Is the inequality $\sqrt{(2^r + 1)(t + 1)} \leq \min(2^r, t)$ false in general?

Question

My question here is pretty basic:

Is the inequality $\sqrt{(2^r + 1)(t + 1)} \leq \min(2^r, t)$ false in general?

I tried asking WolframAlpha for its solutions, it says that no solutions exist.
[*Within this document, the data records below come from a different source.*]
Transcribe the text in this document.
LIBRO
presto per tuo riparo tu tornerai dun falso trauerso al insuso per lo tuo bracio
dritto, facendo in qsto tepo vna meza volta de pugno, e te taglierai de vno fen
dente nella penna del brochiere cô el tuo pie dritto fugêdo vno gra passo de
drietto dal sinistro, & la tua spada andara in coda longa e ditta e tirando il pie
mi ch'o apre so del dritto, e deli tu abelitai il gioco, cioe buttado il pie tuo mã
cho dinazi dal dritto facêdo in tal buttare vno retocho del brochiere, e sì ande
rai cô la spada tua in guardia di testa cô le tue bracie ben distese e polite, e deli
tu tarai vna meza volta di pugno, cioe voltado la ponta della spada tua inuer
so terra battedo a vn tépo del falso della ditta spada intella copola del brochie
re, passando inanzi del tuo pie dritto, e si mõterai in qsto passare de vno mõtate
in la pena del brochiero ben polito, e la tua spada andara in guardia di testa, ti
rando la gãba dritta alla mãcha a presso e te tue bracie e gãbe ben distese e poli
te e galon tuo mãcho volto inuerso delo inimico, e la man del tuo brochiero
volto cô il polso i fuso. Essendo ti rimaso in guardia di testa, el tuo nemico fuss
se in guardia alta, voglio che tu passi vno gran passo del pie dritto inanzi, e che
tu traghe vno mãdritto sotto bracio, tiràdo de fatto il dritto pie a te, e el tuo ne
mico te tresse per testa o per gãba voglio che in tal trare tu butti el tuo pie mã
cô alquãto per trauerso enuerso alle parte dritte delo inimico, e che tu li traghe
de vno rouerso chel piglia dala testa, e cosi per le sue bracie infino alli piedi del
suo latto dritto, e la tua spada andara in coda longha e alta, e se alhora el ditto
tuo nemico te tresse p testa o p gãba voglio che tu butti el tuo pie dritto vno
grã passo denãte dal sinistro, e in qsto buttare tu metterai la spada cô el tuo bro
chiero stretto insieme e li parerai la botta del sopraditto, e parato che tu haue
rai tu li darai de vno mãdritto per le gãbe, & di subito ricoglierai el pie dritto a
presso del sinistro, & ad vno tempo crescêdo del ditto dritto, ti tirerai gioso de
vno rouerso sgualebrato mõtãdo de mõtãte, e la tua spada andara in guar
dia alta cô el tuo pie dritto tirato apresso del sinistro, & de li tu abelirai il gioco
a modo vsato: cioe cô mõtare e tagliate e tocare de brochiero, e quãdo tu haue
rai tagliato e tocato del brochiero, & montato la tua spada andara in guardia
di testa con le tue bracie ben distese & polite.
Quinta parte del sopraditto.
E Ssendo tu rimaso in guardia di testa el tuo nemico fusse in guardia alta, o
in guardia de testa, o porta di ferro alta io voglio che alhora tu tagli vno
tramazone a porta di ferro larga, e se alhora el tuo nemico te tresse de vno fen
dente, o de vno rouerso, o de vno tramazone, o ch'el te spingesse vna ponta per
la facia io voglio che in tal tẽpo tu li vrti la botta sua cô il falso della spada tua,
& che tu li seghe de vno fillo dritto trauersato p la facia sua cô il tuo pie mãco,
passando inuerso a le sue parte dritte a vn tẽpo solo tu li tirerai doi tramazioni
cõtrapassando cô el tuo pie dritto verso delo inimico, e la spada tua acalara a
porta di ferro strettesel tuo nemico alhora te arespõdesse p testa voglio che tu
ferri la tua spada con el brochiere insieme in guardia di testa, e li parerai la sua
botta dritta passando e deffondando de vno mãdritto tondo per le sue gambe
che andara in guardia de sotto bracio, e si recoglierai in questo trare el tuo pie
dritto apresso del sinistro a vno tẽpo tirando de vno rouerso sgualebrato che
I also tried asking WolframAlpha for the solutions to the closely related inequality $$\sqrt{(2^r + 1)(t + 1)} \leq \max(2^r, t),$$ it gave the following solutions: $$t \geq \frac{\sqrt{2^{2r} + 3 \times {2^{r+1}} + 5} + 2^r + 1}{2}$$ and $$-1 \leq t \leq \frac{-2^r + 2^{2r} - 1}{2^r + 1}.$$

Note that the first solution is for $t > 2^r$ (and therefore, $\max(2^r, t) = t$), and that the second solution is for $t < 2^r$ (and therefore, $\max(2^r, t) = 2^r$).

Finally, here is the inequality plot for $$\sqrt{(2^r + 1)(t + 1)} \leq \max(2^r, t):$$

Answer 1

$$\sqrt{(2^r+1)(t+1)} \le \min(2^r, t)$$

The LHS is nonnegative, hence $t$ is nonnegative.

\begin{align} \sqrt{(2^r+1)(t+1)} &\ge \sqrt{(\min(2^r, t)+1)(\min(2^r,t)+1) } \\&= \sqrt{(\min(2^r, t)+1)^2} \\&= \min(2^r,t)+1 \\&>\min(2^r, t) \ \end{align}